Borrowing Likely for Govt's €2bn Savings Funds - IFAC

The Irish Fiscal Advisory Council (IFAC) has cautioned that the Government's two new long-term savings funds, designed to hold a portion of the corporation tax paid by multinational corporations, will likely require partial funding through borrowing. The funds, established as part of broader fiscal planning, are intended to ensure long-term financial stability and resilience.
IFAC’s assessment highlights a potential challenge in fully funding these savings initiatives solely through existing revenue streams. The body, an independent advisory group, provides analysis and recommendations to the Irish government on economic and fiscal matters.
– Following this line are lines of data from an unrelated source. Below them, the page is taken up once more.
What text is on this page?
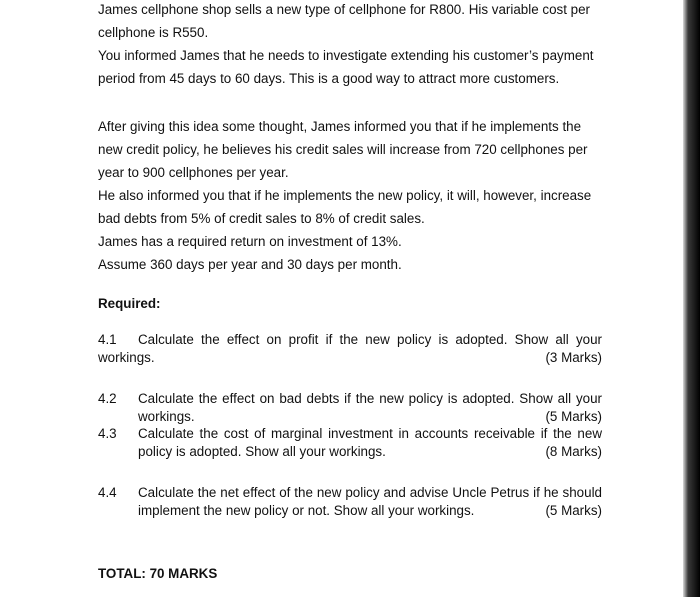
James cellphone shop sells a new type of cellphone for R800. His variable cost per cellphone is R550.

You informed James that he needs to investigate extending his customer’s payment period from 45 days to 60 days. This is a good way to attract more customers.

After giving this idea some thought, James informed you that if he implements the new credit policy, he believes his credit sales will increase from 720 cellphones per year to 900 cellphones per year.

He also informed you that if he implements the new policy, it will, however, increase bad debts from 5% of credit sales to 8% of credit sales.

James has a required return on investment of 13%.

Assume 360 days per year and 30 days per month.

Required:

4.1 Calculate the effect on profit if the new policy is adopted. Show all your
workings.	(3 Marks)
4.2 Calculate the effect on bad debts if the new policy is adopted. Show all your
workings.	(5 Marks)
4.3 Calculate the cost of marginal investment in accounts receivable if the new
policy is adopted. Show all your workings.	(8 Marks)
4.4 Calculate the net effect of the new policy and advise Uncle Petrus if he should
implement the new policy or not. Show all your workings.	(5 Marks)

TOTAL: 70 MARKS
They are tasked with ensuring prudent fiscal policy and sustainable public finances.
The savings funds are a key component of the Government’s strategy to manage revenue volatility, particularly given Ireland's significant reliance on corporation tax receipts from multinational companies. While the precise amount of borrowing required remains to be determined, IFAC’s warning underscores the need for careful consideration of the funding model and its potential impact on the national debt.
The Government has yet to formally respond to IFAC’s assessment, but the warning is likely to fuel debate about the optimal approach to funding these long-term savings measures. The creation of these funds reflects a growing recognition of the need to build fiscal buffers to mitigate future economic shocks and ensure the long-term sustainability of public services.